Beginning Halloween 2024, I decided to start a new tradition of watching a horror movie during the holiday. I was 17 that year and definitively too old to be trick-or-treating, and I thought it would be a good way to knock out two birds with one stone, both replacing the old tradition with a new one and forcing me out of my comfort zone at least one day out of the year, since I usually hate horror movies. I ended up enjoying my time with The Exorcist more than I expected, and I chose to continue the tradition this year by watching Night of the Living Dead (I originally planned on watching The Shining, but I couldn’t find an easy way to access it)
The film centers on a group of 6 people: Ben, Barbara, Tom, Judy, Helen, and Harry, who are trying to survive a horde of zombies while boarded up in a small farmhouse.

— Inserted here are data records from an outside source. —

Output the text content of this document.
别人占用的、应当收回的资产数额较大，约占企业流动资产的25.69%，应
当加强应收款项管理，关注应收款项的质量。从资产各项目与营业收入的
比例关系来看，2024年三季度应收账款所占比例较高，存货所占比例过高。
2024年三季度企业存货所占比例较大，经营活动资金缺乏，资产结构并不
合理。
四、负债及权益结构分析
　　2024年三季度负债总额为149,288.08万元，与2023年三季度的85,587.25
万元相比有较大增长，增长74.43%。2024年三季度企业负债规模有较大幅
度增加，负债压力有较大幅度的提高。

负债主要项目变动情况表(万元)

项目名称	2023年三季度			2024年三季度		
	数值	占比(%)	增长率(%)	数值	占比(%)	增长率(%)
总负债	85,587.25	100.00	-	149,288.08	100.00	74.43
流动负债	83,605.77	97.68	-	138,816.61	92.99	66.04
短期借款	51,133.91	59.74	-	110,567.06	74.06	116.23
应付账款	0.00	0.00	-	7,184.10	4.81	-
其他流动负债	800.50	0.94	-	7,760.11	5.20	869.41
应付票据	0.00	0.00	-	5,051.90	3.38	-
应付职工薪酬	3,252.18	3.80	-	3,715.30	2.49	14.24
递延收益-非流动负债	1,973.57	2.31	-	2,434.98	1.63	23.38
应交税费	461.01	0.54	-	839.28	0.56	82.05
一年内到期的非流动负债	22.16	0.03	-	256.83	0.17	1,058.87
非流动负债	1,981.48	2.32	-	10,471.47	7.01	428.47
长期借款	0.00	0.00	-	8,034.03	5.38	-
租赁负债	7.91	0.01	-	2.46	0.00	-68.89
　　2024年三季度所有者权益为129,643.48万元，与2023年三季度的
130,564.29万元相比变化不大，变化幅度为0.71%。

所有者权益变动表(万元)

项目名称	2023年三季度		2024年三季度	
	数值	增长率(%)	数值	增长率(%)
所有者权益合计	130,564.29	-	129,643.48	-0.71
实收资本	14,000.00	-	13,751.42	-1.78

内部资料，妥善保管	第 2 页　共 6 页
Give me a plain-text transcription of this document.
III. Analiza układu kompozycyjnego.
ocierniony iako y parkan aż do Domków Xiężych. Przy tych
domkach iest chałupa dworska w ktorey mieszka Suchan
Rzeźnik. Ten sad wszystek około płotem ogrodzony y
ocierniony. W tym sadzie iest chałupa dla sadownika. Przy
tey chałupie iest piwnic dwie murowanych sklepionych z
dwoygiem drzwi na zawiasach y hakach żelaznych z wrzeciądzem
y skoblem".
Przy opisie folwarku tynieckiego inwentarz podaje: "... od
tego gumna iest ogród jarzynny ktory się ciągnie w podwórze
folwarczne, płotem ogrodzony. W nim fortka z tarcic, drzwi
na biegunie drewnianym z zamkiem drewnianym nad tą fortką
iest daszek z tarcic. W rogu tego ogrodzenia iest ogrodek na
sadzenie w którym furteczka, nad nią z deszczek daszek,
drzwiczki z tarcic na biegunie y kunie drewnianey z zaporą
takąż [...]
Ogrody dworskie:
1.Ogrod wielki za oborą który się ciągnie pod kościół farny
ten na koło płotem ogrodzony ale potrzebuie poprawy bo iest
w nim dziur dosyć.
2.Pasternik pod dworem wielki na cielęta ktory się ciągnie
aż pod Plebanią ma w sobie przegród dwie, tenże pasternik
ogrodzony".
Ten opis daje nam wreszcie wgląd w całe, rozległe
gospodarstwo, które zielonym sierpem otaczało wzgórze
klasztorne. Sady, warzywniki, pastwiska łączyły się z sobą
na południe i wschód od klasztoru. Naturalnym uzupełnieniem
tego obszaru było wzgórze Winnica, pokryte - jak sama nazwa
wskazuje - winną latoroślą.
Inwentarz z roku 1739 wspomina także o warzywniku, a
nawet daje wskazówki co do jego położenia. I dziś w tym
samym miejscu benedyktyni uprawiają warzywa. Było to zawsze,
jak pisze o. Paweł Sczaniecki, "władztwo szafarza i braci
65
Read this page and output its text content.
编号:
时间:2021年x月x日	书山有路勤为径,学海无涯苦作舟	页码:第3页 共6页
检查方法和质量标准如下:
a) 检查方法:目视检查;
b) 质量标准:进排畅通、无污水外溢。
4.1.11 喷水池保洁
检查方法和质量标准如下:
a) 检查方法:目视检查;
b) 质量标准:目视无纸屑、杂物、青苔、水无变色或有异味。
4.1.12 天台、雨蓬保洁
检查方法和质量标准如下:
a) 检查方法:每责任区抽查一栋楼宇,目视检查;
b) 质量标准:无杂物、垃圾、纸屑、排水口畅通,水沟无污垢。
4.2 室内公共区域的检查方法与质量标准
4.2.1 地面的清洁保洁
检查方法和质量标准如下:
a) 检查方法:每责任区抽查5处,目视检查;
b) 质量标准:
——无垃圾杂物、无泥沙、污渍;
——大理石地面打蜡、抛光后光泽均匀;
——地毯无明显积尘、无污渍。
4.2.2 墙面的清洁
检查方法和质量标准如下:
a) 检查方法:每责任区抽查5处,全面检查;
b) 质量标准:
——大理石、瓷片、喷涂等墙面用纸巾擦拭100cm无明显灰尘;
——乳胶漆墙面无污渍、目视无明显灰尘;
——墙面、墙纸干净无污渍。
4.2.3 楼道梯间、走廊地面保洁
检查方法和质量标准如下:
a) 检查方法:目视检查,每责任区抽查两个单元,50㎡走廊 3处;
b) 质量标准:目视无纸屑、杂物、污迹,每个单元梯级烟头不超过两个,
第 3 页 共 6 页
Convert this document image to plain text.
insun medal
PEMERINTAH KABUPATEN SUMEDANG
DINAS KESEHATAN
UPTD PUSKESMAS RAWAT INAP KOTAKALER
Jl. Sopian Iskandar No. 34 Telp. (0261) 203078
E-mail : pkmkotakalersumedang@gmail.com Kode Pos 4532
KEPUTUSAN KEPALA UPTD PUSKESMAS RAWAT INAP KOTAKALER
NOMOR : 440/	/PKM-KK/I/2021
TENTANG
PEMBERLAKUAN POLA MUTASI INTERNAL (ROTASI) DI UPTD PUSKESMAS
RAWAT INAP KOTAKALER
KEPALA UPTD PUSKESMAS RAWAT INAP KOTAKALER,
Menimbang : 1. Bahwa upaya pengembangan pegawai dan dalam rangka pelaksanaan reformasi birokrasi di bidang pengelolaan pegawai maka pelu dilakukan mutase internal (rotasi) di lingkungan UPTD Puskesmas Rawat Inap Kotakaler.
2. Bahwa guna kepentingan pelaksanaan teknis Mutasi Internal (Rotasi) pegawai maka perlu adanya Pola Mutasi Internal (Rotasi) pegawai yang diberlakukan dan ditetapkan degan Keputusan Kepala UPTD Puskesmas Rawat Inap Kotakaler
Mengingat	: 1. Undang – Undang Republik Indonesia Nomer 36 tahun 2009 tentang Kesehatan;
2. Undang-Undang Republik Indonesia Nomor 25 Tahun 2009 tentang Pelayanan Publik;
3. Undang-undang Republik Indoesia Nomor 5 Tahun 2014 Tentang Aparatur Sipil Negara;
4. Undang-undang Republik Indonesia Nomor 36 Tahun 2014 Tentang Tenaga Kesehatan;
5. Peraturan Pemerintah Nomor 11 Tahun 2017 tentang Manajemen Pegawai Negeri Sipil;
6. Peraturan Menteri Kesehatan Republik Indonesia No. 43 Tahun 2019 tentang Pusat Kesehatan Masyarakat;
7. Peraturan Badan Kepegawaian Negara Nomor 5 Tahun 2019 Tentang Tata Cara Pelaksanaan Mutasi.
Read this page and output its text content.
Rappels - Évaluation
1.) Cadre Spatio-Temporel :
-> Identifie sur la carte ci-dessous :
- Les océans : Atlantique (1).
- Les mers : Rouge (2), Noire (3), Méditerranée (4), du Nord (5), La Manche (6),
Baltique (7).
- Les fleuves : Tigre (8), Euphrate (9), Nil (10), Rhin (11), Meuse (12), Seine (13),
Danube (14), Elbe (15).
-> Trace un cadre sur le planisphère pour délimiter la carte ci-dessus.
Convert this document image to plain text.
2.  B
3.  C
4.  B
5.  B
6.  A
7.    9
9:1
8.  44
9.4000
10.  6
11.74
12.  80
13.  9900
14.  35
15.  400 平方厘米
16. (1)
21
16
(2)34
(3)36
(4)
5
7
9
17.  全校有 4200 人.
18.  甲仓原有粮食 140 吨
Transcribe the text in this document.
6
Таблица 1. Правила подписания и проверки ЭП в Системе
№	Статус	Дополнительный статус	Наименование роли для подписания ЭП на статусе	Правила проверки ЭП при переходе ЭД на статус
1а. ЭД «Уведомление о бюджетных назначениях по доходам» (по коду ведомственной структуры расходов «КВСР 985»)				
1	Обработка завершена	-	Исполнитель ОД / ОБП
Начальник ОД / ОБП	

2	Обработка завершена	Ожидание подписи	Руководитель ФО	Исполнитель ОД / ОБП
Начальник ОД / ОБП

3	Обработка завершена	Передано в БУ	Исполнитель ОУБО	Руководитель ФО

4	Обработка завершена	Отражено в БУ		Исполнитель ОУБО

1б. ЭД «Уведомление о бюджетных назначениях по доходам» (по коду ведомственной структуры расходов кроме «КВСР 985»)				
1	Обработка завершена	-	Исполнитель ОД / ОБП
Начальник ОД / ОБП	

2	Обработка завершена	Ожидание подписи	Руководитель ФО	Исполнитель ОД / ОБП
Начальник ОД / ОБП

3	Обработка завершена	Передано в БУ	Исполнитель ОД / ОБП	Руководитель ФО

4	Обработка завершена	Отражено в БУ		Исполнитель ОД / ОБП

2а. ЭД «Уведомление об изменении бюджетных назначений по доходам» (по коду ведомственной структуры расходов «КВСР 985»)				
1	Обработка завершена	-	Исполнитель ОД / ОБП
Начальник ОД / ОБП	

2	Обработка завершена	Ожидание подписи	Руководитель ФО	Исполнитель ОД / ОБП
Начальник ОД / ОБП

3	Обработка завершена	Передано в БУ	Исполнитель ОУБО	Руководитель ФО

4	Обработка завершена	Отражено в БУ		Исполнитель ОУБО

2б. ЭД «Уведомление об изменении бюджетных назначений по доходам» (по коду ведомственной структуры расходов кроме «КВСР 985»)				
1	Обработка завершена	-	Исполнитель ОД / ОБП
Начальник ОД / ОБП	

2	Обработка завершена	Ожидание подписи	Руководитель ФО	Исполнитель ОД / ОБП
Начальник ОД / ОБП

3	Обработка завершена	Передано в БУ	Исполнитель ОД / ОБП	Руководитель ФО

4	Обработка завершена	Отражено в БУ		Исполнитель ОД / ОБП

My expectations were honestly pretty low heading in due to its age, but it does an excellent job of building / maintaining tension. Things start slow, with just a single zombie killing Johnny (Barbara’s brother) and forcing her to flee into the farmhouse where the rest of the plot takes place. To be blunt, the special effects on the zombies are terrible, but it manages to side-step the issue by instead focusing on the sheer number of them and the isolated environment of the farmhouse. Even when Ben and co show up later, you get a visceral sense of how vulnerable the home is against the hordes of zombies that are continually appearing, that no matter how secure the doors and windows are, they’ll eventually be able to push through by sheer mass.
That tension plays a major role in the arguments the group has, which were also well executed. I liked that they didn’t just turn on or irrationally hate each other for melodrama, instead the two major “camps” (Ben / Tom who want to stay upstairs to maintain access to the radio, and Harry who wants to go into the cellar for maximum safety) both have understandable arguments, which keeps the focus on the threat the zombies pose rather than the group’s bickering. The actual scariness factor is pretty limited for most of the runtime, but it ramps up near the end when the group’s plan to escape via truck fails and Helen / Harry are killed by their own daughter who was bitten by a zombie earlier on. The final scene where Ben is boarded up in the cellar alone genuinely terrified me, which is impressive for a movie that came out in the 60s.
There is some Hays Code energy with how reluctant the film is to show or directly address death, as well as with how little agency the female characters exercise, but the film has really stood the test of time. I can see why it had such an impact on the popular conception of zombies. I’ll probably go for a more modern, intensely scary movie next Halloween, but I’ll cross that bridge when I get to it.